= Jenny Cuffe =

British journalist

Jenny Cuffe is a freelancer and BBC journalist.

==Education==
She attended St Catherine's School, Bramley.

She studied English literature at Newnham College, Cambridge, before embarking upon a career as a print and radio journalist.

==Career==
Jenny Cuffe joined the BBC in 1974 as a graduate trainee journalist. Her first position was at BBC Radio Solent. This followed a position in local print journalism with a year at the Surrey Advertiser.

She then worked on Woman's Hour, BBC2's Public Eye and Channel 4's Dispatches, as well as writing articles for The Independent and The Guardian before moving to the BBC Radio current affairs team in Manchester where she hosted the Seven Days series. She regularly produces reports for BBC File on 4, having joined it under the editorship of Helen Boaden. She also presented a three-part series in 2003 about social workers, The Pariah Profession, which received a Sony Silver award for Best News Programme of the Year in 2004.

She has interviewed prominent and often controversial public figures such as Vanessa Redgrave, Dr. Marietta Higgs and Dr. Helena Daly.

Her journalistic work has focussed on areas such as human rights, the rights of refugees, and the trajectory of education policy in stories such as the analysis of the Al Islah Girls' High School in Blackburn. Much of her work has focussed upon contemporary politics and social issues in various parts of Africa.

In 2010 and 2011 she carried out interviews with refugees to the British Isles who live in Southampton for the book This is my home now.

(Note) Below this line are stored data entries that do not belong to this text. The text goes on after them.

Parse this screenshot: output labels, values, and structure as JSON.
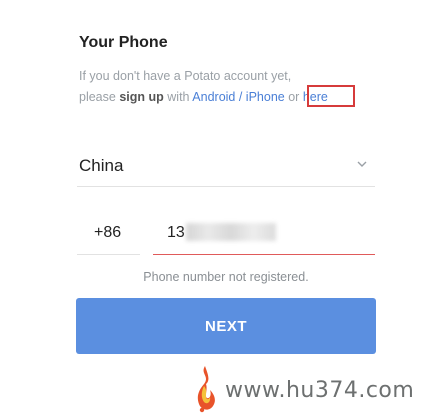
{
  "header": {
    "title": "Your Phone"
  },
  "description": {
    "line1": "If you don't have a Potato account yet,",
    "line2_prefix": "please",
    "sign_up": "sign up",
    "with": "with",
    "platforms_link": "Android / iPhone",
    "or": "or",
    "here_link": "here"
  },
  "country": {
    "selected": "China"
  },
  "phone": {
    "country_code": "+86",
    "number_visible_prefix": "13"
  },
  "status": {
    "error_message": "Phone number not registered."
  },
  "actions": {
    "next_label": "NEXT"
  },
  "watermark": {
    "text": "www.hu374.com"
  },
  "colors": {
    "accent": "#5b8fe0",
    "link": "#4a7fd6",
    "error_underline": "#e05a5a",
    "highlight_box": "#d63b3b"
  }
}
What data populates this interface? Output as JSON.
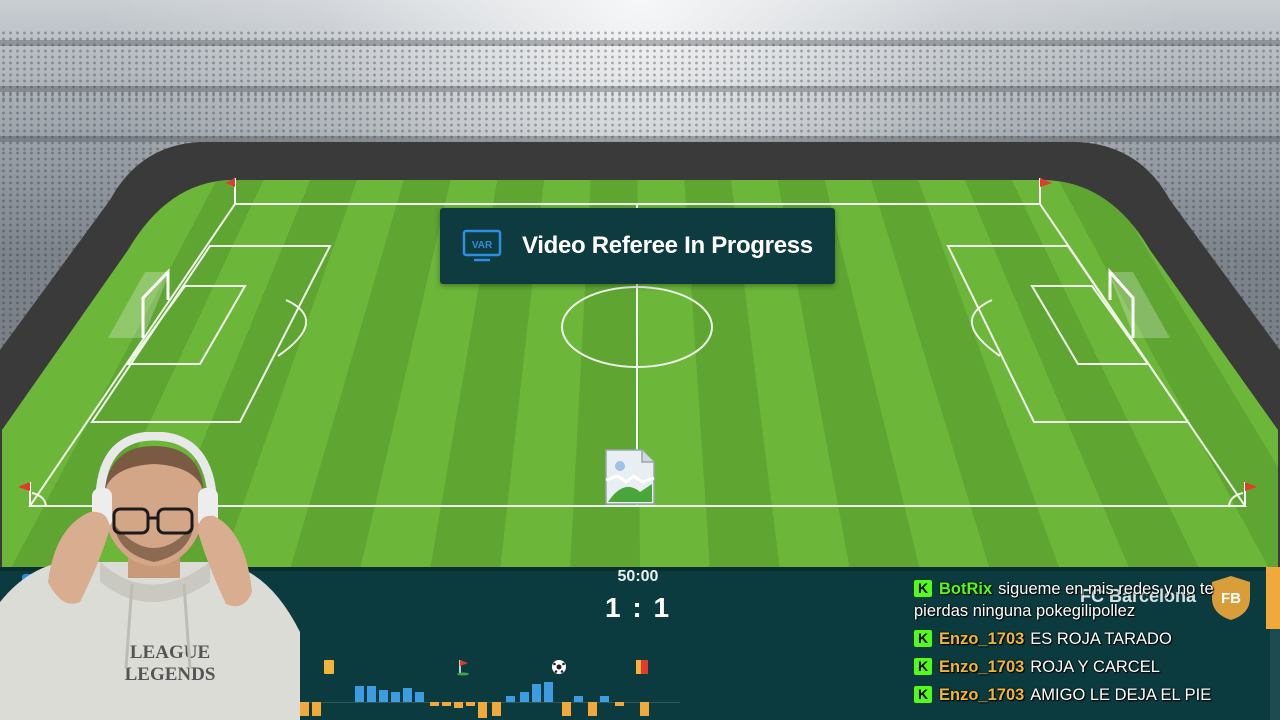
{
  "var_banner": {
    "icon": "var-monitor-icon",
    "icon_text": "VAR",
    "text": "Video Referee In Progress"
  },
  "scoreboard": {
    "time": "50:00",
    "score": "1 : 1",
    "away_team": "FC Barcelona",
    "away_badge_text": "FB",
    "timeline_events": [
      "yellow-card-icon",
      "corner-flag-icon",
      "goal-ball-icon",
      "yellow-red-card-icon"
    ]
  },
  "chat": {
    "messages": [
      {
        "badge": "K",
        "user": "BotRix",
        "user_color": "#53fc18",
        "text": "sigueme en mis redes y no te pierdas ninguna pokegilipollez"
      },
      {
        "badge": "K",
        "user": "Enzo_1703",
        "user_color": "#f2b43a",
        "text": "ES ROJA TARADO"
      },
      {
        "badge": "K",
        "user": "Enzo_1703",
        "user_color": "#f2b43a",
        "text": "ROJA Y CARCEL"
      },
      {
        "badge": "K",
        "user": "Enzo_1703",
        "user_color": "#f2b43a",
        "text": "AMIGO LE DEJA EL PIE"
      }
    ]
  },
  "colors": {
    "pitch_light": "#6cb63a",
    "pitch_dark": "#5ea532",
    "scoreboard_bg": "#0c3b3f",
    "home_blue": "#2b8fd6",
    "away_orange": "#f0a93a"
  }
}
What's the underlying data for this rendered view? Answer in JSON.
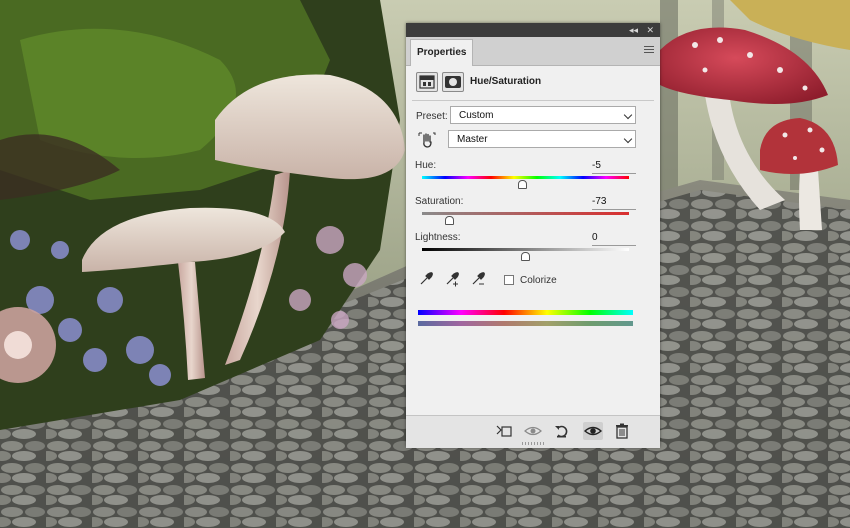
{
  "panel": {
    "tab_label": "Properties",
    "title": "Hue/Saturation",
    "collapse_icon": "double-chevron-icon",
    "close_icon": "close-icon",
    "collapse_glyph": "◂◂",
    "close_glyph": "✕"
  },
  "preset": {
    "label": "Preset:",
    "value": "Custom"
  },
  "channel": {
    "value": "Master"
  },
  "hue": {
    "label": "Hue:",
    "value": "-5",
    "level": -5,
    "min": -180,
    "max": 180
  },
  "saturation": {
    "label": "Saturation:",
    "value": "-73",
    "level": -73,
    "min": -100,
    "max": 100
  },
  "lightness": {
    "label": "Lightness:",
    "value": "0",
    "level": 0,
    "min": -100,
    "max": 100
  },
  "colorize": {
    "label": "Colorize",
    "checked": false
  },
  "colors": {
    "panel_bg": "#f0f0f0",
    "tab_bar": "#d0d0d0",
    "title_bar": "#3c3c3c"
  }
}
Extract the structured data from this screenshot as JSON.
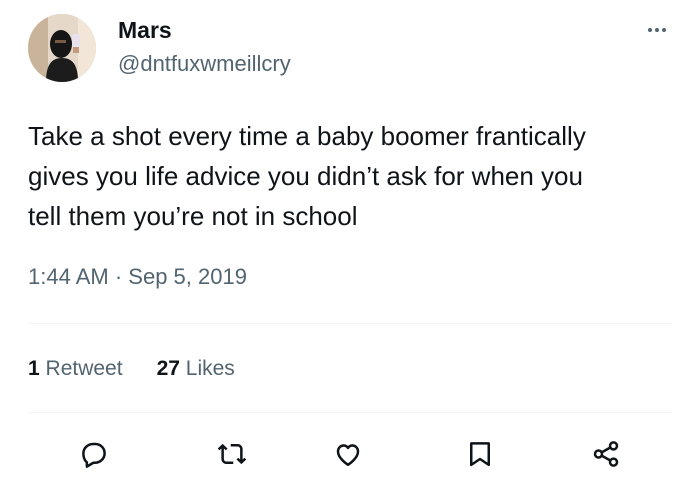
{
  "tweet": {
    "author": {
      "name": "Mars",
      "handle": "@dntfuxwmeillcry"
    },
    "text_lines": [
      "Take a shot every time a baby boomer frantically",
      "gives you life advice you didn’t ask for when you",
      "tell them you’re not in school"
    ],
    "time": "1:44 AM",
    "separator": "·",
    "date": "Sep 5, 2019",
    "stats": {
      "retweets_count": "1",
      "retweets_label": "Retweet",
      "likes_count": "27",
      "likes_label": "Likes"
    }
  },
  "icons": {
    "more": "more-horizontal-icon",
    "reply": "reply-icon",
    "retweet": "retweet-icon",
    "like": "heart-icon",
    "bookmark": "bookmark-icon",
    "share": "share-icon"
  },
  "colors": {
    "text_primary": "#0f1419",
    "text_secondary": "#536471",
    "divider": "#eff3f4"
  }
}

She has written for other publications such as Areté magazine.

==Academic study==

Cuffee has studied as a post-graduate at the University of Southampton, pursuing an MA in Transnational Studies. In 2017 she was awarded a PhD by the university; her thesis title was "The Impact of Zimbabwe’s 'crisis' on three transnational families situated in Zimbabwe, South Africa and the United Kingdom".